Hyperparameter tuning significantly affects detection performance.

Using label information for hyperparameter selection causes performance overestimation.

The proposed internal evaluation method improves hyperparameter selection effectiveness.

Abstract

Self-supervised learning (SSL) is an emerging paradigm that exploits supervisory signals generated from the data itself, and many recent studies have leveraged SSL to conduct graph anomaly detection. However, we empirically found that three important factors can substantially impact detection performance across datasets: 1) the specific SSL strategy employed; 2) the tuning of the strategy's hyperparameters; and 3) the allocation of combination weights when using multiple strategies.
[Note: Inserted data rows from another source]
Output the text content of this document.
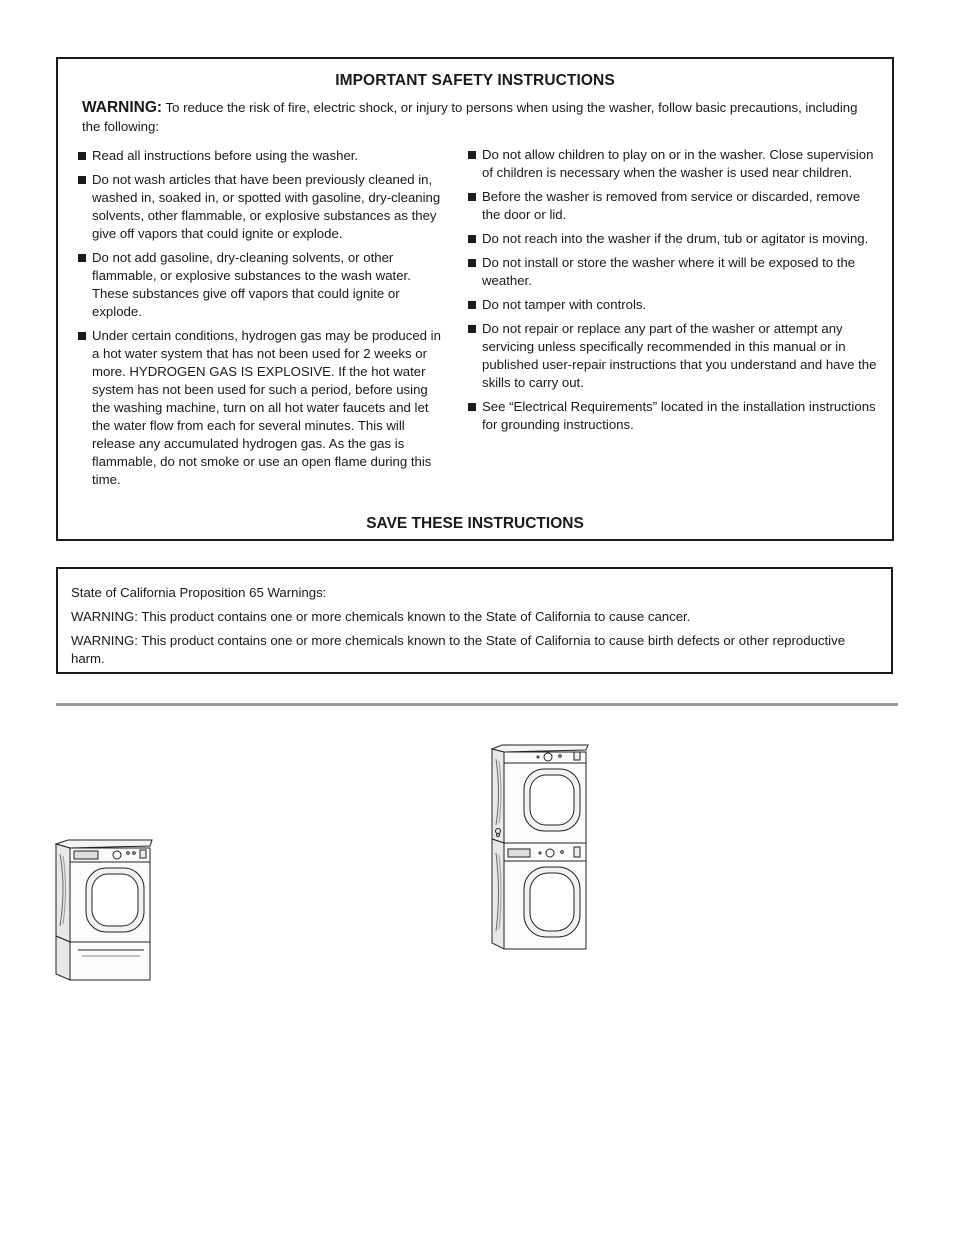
IMPORTANT SAFETY INSTRUCTIONS
WARNING: To reduce the risk of fire, electric shock, or injury to persons when using the washer, follow basic precautions, including the following:
Read all instructions before using the washer.
Do not wash articles that have been previously cleaned in, washed in, soaked in, or spotted with gasoline, dry-cleaning solvents, other flammable, or explosive substances as they give off vapors that could ignite or explode.
Do not add gasoline, dry-cleaning solvents, or other flammable, or explosive substances to the wash water. These substances give off vapors that could ignite or explode.
Under certain conditions, hydrogen gas may be produced in a hot water system that has not been used for 2 weeks or more. HYDROGEN GAS IS EXPLOSIVE. If the hot water system has not been used for such a period, before using the washing machine, turn on all hot water faucets and let the water flow from each for several minutes. This will release any accumulated hydrogen gas. As the gas is flammable, do not smoke or use an open flame during this time.
Do not allow children to play on or in the washer. Close supervision of children is necessary when the washer is used near children.
Before the washer is removed from service or discarded, remove the door or lid.
Do not reach into the washer if the drum, tub or agitator is moving.
Do not install or store the washer where it will be exposed to the weather.
Do not tamper with controls.
Do not repair or replace any part of the washer or attempt any servicing unless specifically recommended in this manual or in published user-repair instructions that you understand and have the skills to carry out.
See “Electrical Requirements” located in the installation instructions for grounding instructions.
SAVE THESE INSTRUCTIONS
State of California Proposition 65 Warnings:
WARNING: This product contains one or more chemicals known to the State of California to cause cancer.
WARNING: This product contains one or more chemicals known to the State of California to cause birth defects or other reproductive harm.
Most SSL-based graph anomaly detection methods circumvent these issues by arbitrarily or selectively (i.e., guided by label information) choosing SSL strategies, hyperparameter settings, and combination weights. While an arbitrary choice may lead to subpar performance, using label information in an unsupervised setting is label information leakage and leads to severe overestimation of a method's performance. Leakage has been criticized as "one of the top ten data mining mistakes", yet many recent studies on SSL-based graph anomaly detection have been using label information to select hyperparameters. To mitigate this issue, we propose to use an internal evaluation strategy (with theoretical analysis) to select hyperparameters in SSL for unsupervised anomaly detection. We perform extensive experiments using 10 recent SSL-based graph anomaly detection algorithms on various benchmark datasets, demonstrating both the prior issues with hyperparameter selection and the effectiveness of our proposed strategy.